Journal Entry 2 by nwpassage at Prince George, British Columbia Canada on Monday, October 17, 2011
Gave it a read some time ago. Pretty cheezy. Now Available. A few faves:

"Will Rogers once said: The trouble with political jokes is that very often they get elected."

"[Abe Lincoln] once said, "With the fearful strain that is on me night and day, if I did not laugh, I should die.""

"Winston Churchill was once asked to state the qualifications for a politician. Without hesitation he answered: It is the ability to foretell what will happen tomorrow, next month, next year -- and to explain afterward why it did not happen."

"WARD HEALER'S WALTZ
She was only a politician's daughter,
but she said yes to every proposition."

"A college newspaper recently suggested that the marijuana question could easily be settled by a joint session of Congress."

"Ronald Reagan once said of Mr. Ford, "Jerry is a completely modest man -- and with very good reason."

"Did you hear about the establishment near Congress in our nation's capitol that caters to kinky tastes? Naturally, there's a House whip in attendance."

"DEMOCRATIC DITTY
She was only a politician's daughter,
but, Boy, could she kiss your baby!"

"A young Republican mayor took $200,000 from the city's safe and lost it on a real estate deal. Then his beautiful wife left him. In despair, he went down to the river and was about to jump off the bridge when he was stopped by a wrinkled-faced, stringy gray haired woman in a black cloak.
"Don't jump," she rasped. "I'm a witch, and I'll grant you three wishes if you do something for me!"
"I'm beyond help," he replied and told her his troubles.
"Don't be silly," she said, "Abracadabra! The money is back in the city hall vault. Abracadabra! Your wife is home waiting for you with love in her heart. Abracadabra! You now have $400,000 in the bank."
"That's w-w-wonderful!" stuttered the mayor. "What do I have to do for you?"
"You must spend the night making love to me."
The thought of sleeping with the toothless old hag was repellent, but it was certainly worth it, so they retired to a nearby motel.
In the morning, the distasteful ordeal over, the mayor was getting dressed when the bat in the bed said, "Say, sonny, how old are you?"
"I'm forty-four," he replied, "Why?"
"Ain't you a little old to believe in witches?"

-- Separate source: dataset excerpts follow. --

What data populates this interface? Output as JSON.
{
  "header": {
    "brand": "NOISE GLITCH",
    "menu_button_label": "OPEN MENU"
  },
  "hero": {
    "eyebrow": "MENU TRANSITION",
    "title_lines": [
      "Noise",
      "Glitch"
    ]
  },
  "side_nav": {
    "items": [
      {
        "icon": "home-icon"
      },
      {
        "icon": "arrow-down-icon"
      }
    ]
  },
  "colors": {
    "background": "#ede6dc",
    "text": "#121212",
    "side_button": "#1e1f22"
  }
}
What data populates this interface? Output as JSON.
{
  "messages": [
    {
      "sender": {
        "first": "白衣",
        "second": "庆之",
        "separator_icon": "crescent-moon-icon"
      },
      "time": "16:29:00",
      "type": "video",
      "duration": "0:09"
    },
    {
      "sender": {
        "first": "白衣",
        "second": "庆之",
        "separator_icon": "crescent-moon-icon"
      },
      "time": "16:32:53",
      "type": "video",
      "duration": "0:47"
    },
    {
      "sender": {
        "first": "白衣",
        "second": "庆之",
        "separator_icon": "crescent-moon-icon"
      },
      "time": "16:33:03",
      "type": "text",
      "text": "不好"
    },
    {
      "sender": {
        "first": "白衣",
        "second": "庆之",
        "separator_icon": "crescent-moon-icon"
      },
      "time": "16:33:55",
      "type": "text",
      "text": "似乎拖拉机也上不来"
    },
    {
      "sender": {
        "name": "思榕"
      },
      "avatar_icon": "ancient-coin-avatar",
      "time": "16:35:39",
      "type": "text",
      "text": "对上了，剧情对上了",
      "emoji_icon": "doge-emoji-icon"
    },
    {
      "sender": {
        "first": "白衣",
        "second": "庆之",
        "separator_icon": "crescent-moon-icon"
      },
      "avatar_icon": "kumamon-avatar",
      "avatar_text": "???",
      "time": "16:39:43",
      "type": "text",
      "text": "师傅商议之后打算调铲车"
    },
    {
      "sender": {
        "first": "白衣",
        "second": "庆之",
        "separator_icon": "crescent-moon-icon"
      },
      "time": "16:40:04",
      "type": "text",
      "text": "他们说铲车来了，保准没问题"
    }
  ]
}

Dorothea Gray, California's consummate theatrical booker, tells about the group of tourists who were looking down into the depths of the Grand Canyon.
"Did you know," said the guide, "that it took over five million years for this great canyon to be carved out of the rocks?"
"Oh?" said one of the sightseers, "I didn't know this was a government project."

BUREAUCRAT
A person who proceeds in a straight line from an unknown assumption to a foregone conclusion

A South Carolina lieutenant governor spoke at a political affair: "I am not going to talk to you tonight in generalities. I am going to speak to you at random."

Did you hear about the mint-flavored shoes for government officials who keep putting their feet in their mouths?

"There are some things in your speech that I didn't quite understand," said a voter.
"Probably," replied the Republican senator. "Those were the topics I referred to in a confident offhand way to avoid disclosing that I don't understand them either."

two senior systems were strolling through the cemetery of a large New England city. Suddenly they stopped at a stone that read:
HERE LIES A POLITICIAN AND AN HONEST MAN
"Can you imagine that," said Tracy, "two people in one grave!"

The mistake a lot of politicians make is to forget they've been appointed and think they've been anointed.

The gifted politician is the one who can give the type of answer that makes you completely forget the question.

To err is human. To blame it on someone else is politics.